Foods that may cause excessive odor or gas are typically avoided as well. Because food blockage is a potential problem, high-fiber foods are limited, and foods that may cause blockage, such as popcorn, corn, nuts, cucumbers, celery, fresh tomatoes, figs, strawberries, blackberries, and caraway seeds are avoided. Symptoms of food blockage include abdominal cramping, swelling of the stoma, and absence of ileostomy output for over 4 to 6 hours.
• Teach self-care measures to relieve food blockage:
a. Take a warm shower or tub bath. This can help relax the abdominal muscles.
b. Assume a knee-chest position. The knee-chest position reduces intra-abdominal pressure.
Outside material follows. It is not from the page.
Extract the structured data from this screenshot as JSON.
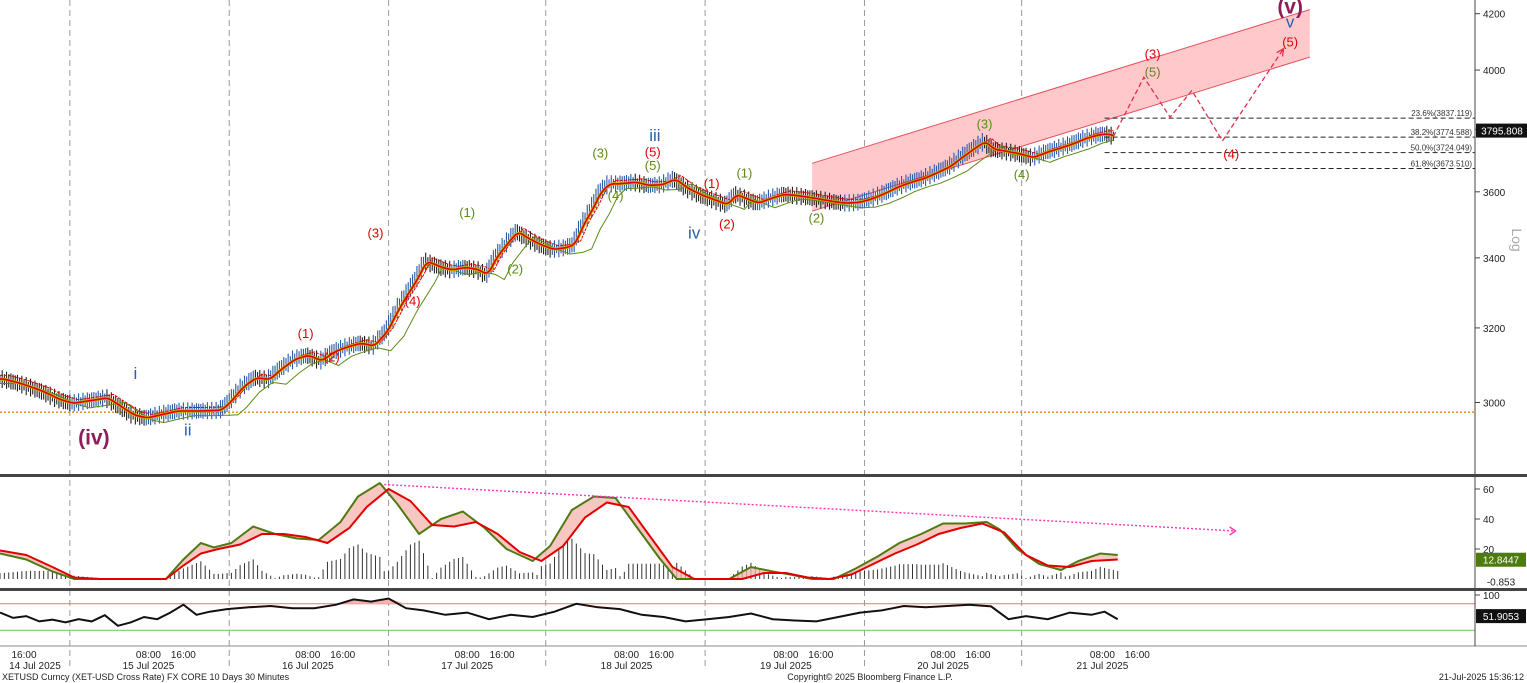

c. Drink warm fluids or grape juice if not vomiting. This provides a mild cathartic effect.
d. Massage peristomal area. Massage may stimulate peristalsis and fecal elimination.
e. Remove pouch if the stoma is swollen, and apply a pouch with a larger opening. If the stoma swells, the pouch may create a mechanical obstruction to output.
• Notify the physician or enterostomal therapy nurse if:
a. The above measures fail to relieve the obstruction.
b. Signs of a partial obstruction persist including high-volume odorous fluid output, abdominal cramps, nausea, and vomiting.
c. There is no ileostomy output for 4 to 6 hours.
d. Signs of fluid and electrolyte imbalance occur, such as weakness, dizziness, lightheadedness, or headache. Should self-care measures not succeed in breaking up a blockage, ileostomy lavage, as described in Procedure 24–2 may be required.